The pattern I will be talking about in this blog post from the Apprenticeship Patterns book is the “Practice, practice, practice” pattern. What we can understand from the title of this pattern, is that practice is the solution to learning things in general and is the only way that can make things easier.

As George Leonard has described in this pattern, based on context to develop concrete skills in new areas, we will try our best to get better at the things we do. I totally agree with this context of trying to develop our skills. We always need to practice new things and not only the thing we have known better. It won’t help us for sure.

There is an expression in English that says: practice makes perfect. This expression is used for encouraging someone to continue to do something many times, in a way that the person will learn to do it really well. Specifically, this phrase means that if we practice something enough, eventually we will be able to do it perfectly. But George doesn’t agree at this point. He thinks that in fact, practice makes permanent. The only reason he says that, is because we need to choose the right thing to practice every day. And this thing, according to him, is the most important skill than repeating practice. I totally agree with him at this point. When it comes to practice, we have to know what we are doing and learn it in a perfect way. And then we need to try a new exercise to solve and then practice it.

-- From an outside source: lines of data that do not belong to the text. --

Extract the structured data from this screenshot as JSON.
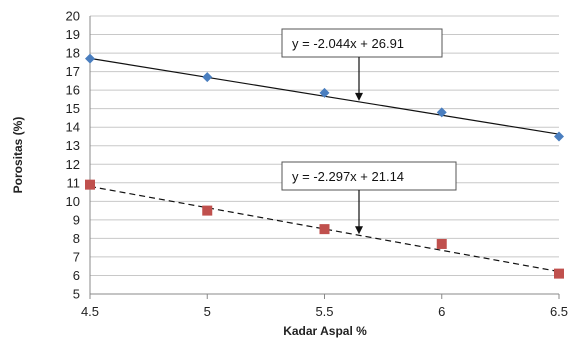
{
  "chart_data": {
    "type": "scatter",
    "xlabel": "Kadar Aspal %",
    "ylabel": "Porositas (%)",
    "xlim": [
      4.5,
      6.5
    ],
    "ylim": [
      5,
      20
    ],
    "x_ticks": [
      "4.5",
      "5",
      "5.5",
      "6",
      "6.5"
    ],
    "y_ticks": [
      "5",
      "6",
      "7",
      "8",
      "9",
      "10",
      "11",
      "12",
      "13",
      "14",
      "15",
      "16",
      "17",
      "18",
      "19",
      "20"
    ],
    "grid": "horizontal",
    "series": [
      {
        "marker": "diamond",
        "color": "#4a7ebf",
        "x": [
          4.5,
          5,
          5.5,
          6,
          6.5
        ],
        "y": [
          17.7,
          16.7,
          15.85,
          14.8,
          13.5
        ],
        "trendline": {
          "style": "solid",
          "slope": -2.044,
          "intercept": 26.91,
          "equation": "y = -2.044x + 26.91"
        }
      },
      {
        "marker": "square",
        "color": "#c0504d",
        "x": [
          4.5,
          5,
          5.5,
          6,
          6.5
        ],
        "y": [
          10.9,
          9.5,
          8.5,
          7.7,
          6.1
        ],
        "trendline": {
          "style": "dashed",
          "slope": -2.297,
          "intercept": 21.14,
          "equation": "y = -2.297x + 21.14"
        }
      }
    ]
  }
}
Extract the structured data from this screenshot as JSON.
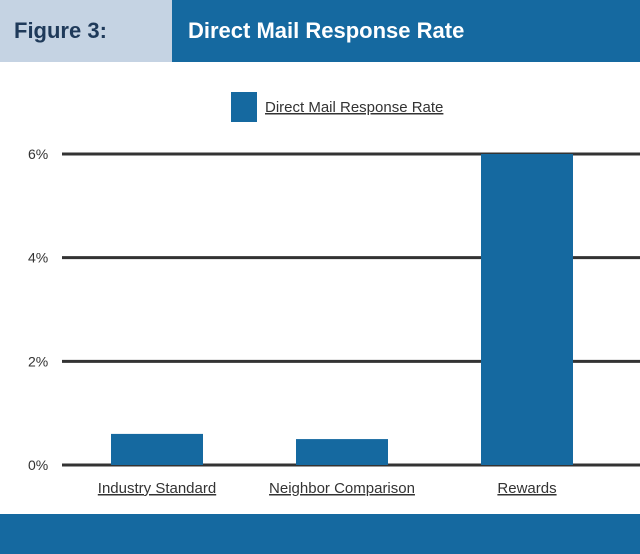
{
  "header": {
    "figure_label": "Figure 3:",
    "title": "Direct Mail Response Rate"
  },
  "colors": {
    "bar": "#1569a0",
    "header_label_bg": "#c5d3e3",
    "header_title_bg": "#1569a0"
  },
  "chart_data": {
    "type": "bar",
    "title": "Direct Mail Response Rate",
    "categories": [
      "Industry Standard",
      "Neighbor Comparison",
      "Rewards"
    ],
    "series": [
      {
        "name": "Direct Mail Response Rate",
        "values": [
          0.6,
          0.5,
          6.0
        ]
      }
    ],
    "yticks": [
      "0%",
      "2%",
      "4%",
      "6%"
    ],
    "ylim": [
      0,
      6
    ],
    "grid": true,
    "legend": "top-center"
  }
}
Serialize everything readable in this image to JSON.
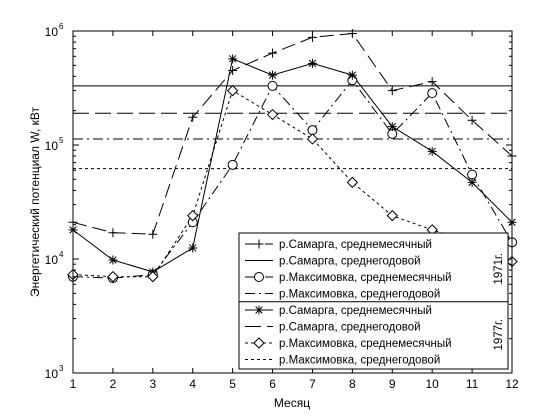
{
  "chart_data": {
    "type": "line",
    "xlabel": "Месяц",
    "ylabel": "Энергетический потенциал W, кВт",
    "x": [
      1,
      2,
      3,
      4,
      5,
      6,
      7,
      8,
      9,
      10,
      11,
      12
    ],
    "xlim": [
      1,
      12
    ],
    "ylim": [
      1000,
      1000000
    ],
    "yscale": "log",
    "ytick_labels": [
      "10",
      "10",
      "10",
      "10"
    ],
    "ytick_exponents": [
      "3",
      "4",
      "5",
      "6"
    ],
    "grid": false,
    "legend_position": "bottom-right",
    "year_labels": [
      "1971г.",
      "1977г."
    ],
    "series": [
      {
        "name": "р.Самарга, среднемесячный",
        "marker": "plus",
        "dash": "long",
        "values": [
          21000,
          17000,
          16500,
          175000,
          450000,
          640000,
          880000,
          950000,
          300000,
          360000,
          165000,
          80000
        ]
      },
      {
        "name": "р.Самарга, среднегодовой",
        "marker": "none",
        "dash": "solid",
        "constant": 330000
      },
      {
        "name": "р.Максимовка, среднемесячный",
        "marker": "circle",
        "dash": "dashdot",
        "values": [
          7000,
          6800,
          7300,
          21000,
          67000,
          330000,
          135000,
          370000,
          125000,
          285000,
          55000,
          14000
        ]
      },
      {
        "name": "р.Максимовка, среднегодовой",
        "marker": "none",
        "dash": "dashdot",
        "constant": 113000
      },
      {
        "name": "р.Самарга, среднемесячный",
        "marker": "star",
        "dash": "solid",
        "values": [
          18000,
          9800,
          7700,
          12500,
          570000,
          410000,
          520000,
          410000,
          145000,
          88000,
          47000,
          21000
        ]
      },
      {
        "name": "р.Самарга, среднегодовой",
        "marker": "none",
        "dash": "longdash",
        "constant": 190000
      },
      {
        "name": "р.Максимовка, среднемесячный",
        "marker": "diamond",
        "dash": "dotted",
        "values": [
          7300,
          7000,
          7000,
          24000,
          300000,
          185000,
          113000,
          47000,
          24000,
          18000,
          14000,
          9500
        ]
      },
      {
        "name": "р.Максимовка, среднегодовой",
        "marker": "none",
        "dash": "dotted",
        "constant": 62000
      }
    ]
  }
}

That said, when I first started to work on programming I needed some time to fit in and learn new things. It was some hard and at the same time, it was slow and something that looked so difficult to be comfortable with.  But the good thing was that my school was a post-secondary and was based on practice. I did two years in a rowing practice and then we had a theory part. This was really helpful for us as new programmers. By practice, we learned a lot. And here I am after some years, practicing again for new programs and learning every day a new thing that can be useful in the future.